Committee investigators identified a 2019 filing in which BNY
disclosed that Epstein had moved $378 million in and out of BNY accounts
through 270 wire transfers.
According to Wyden, the bank said at the time that it had failed
to determine the purpose of the transactions.
“By waiting years to report Epstein’s suspicious transactions to
US regulators, BNY may have broken the law,” Wyden said.
He added that the failure to report suspicious activity earlier
may have had grave consequences.
“BNY’s failure to contemporaneously report Epstein’s suspicious
activity to federal law enforcement may have enabled Jeffrey Epstein’s horrific
crimes and allowed the abuse of women and girls to continue for years,” Wyden
said.
“Epstein was moving enormous sums of money around the globe to
traffic women and girls, and BNY was well positioned to blow the whistle.”
BNY responded in a statement Wednesday, saying it recognized the
importance of accountability for Epstein’s crimes but rejected the senator’s
claims.
“As we have made clear, Jeffrey Epstein was never a direct client
of BNY, and we will continue to defend ourselves against these meritless
allegations,” the bank said.
The $378 million in transactions have become a central focus of
class action lawsuits filed in October against BNY and Bank of America by
individuals alleging they were victims of Epstein.
Those cases argue that banks enabled Epstein by failing to monitor
or report suspicious activity.
Wyden said his investigation into Epstein related financial flows
is now in its fourth year.
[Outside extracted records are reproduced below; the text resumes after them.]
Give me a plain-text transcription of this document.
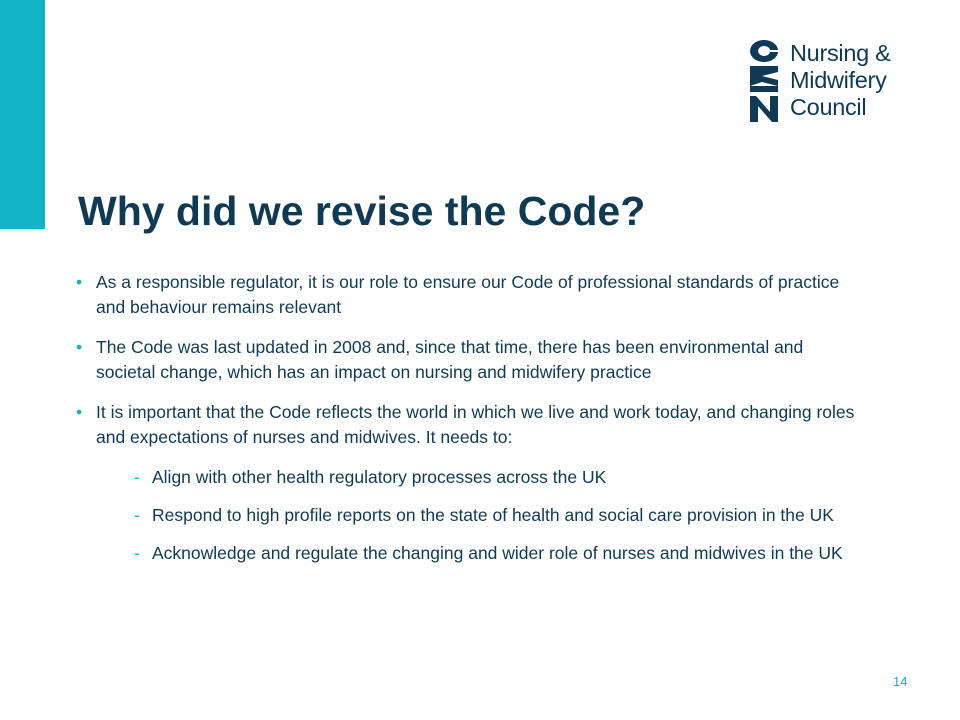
Nursing &
Midwifery
Council
Why did we revise the Code?
• As a responsible regulator, it is our role to ensure our Code of professional standards of practice and behaviour remains relevant
• The Code was last updated in 2008 and, since that time, there has been environmental and societal change, which has an impact on nursing and midwifery practice
• It is important that the Code reflects the world in which we live and work today, and changing roles and expectations of nurses and midwives. It needs to:
- Align with other health regulatory processes across the UK
- Respond to high profile reports on the state of health and social care provision in the UK
- Acknowledge and regulate the changing and wider role of nurses and midwives in the UK
14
He described what he called a broader pattern of
misconduct in the financial sector.
“One of my core takeaways is that there is a pervasive culture of
lawlessness on Wall Street as these banks turn a blind eye to the criminal
activities of billionaires like Jeffrey Epstein,” Wyden said.
He argued that withholding suspicious activity reports until a
suspect is already behind bars undermines law enforcement efforts.
The senator called for criminal investigations into institutions
that banked Epstein or may have enabled his activities and urged scrutiny of
individual bankers involved.
He asked BNY to provide the names of relationship managers and
supervisors who oversaw Epstein linked accounts, along with copies of know your
customer and due diligence profiles prepared between 2003 and 2019.
Wyden also requested a list of all cash withdrawals exceeding
$10,000 from Epstein linked accounts over nearly two decades, including the
stated purpose of each transaction, and asked whether any BNY executives faced
internal investigations over the matter.
Earlier this week, Bank of America moved to dismiss claims against
it, arguing that the amended complaint by plaintiffs added allegations but
failed to meet legal standards.
JPMorgan Chase and Deutsche Bank each reached multimillion dollar
settlements in 2023 with individuals alleging harm linked to Epstein.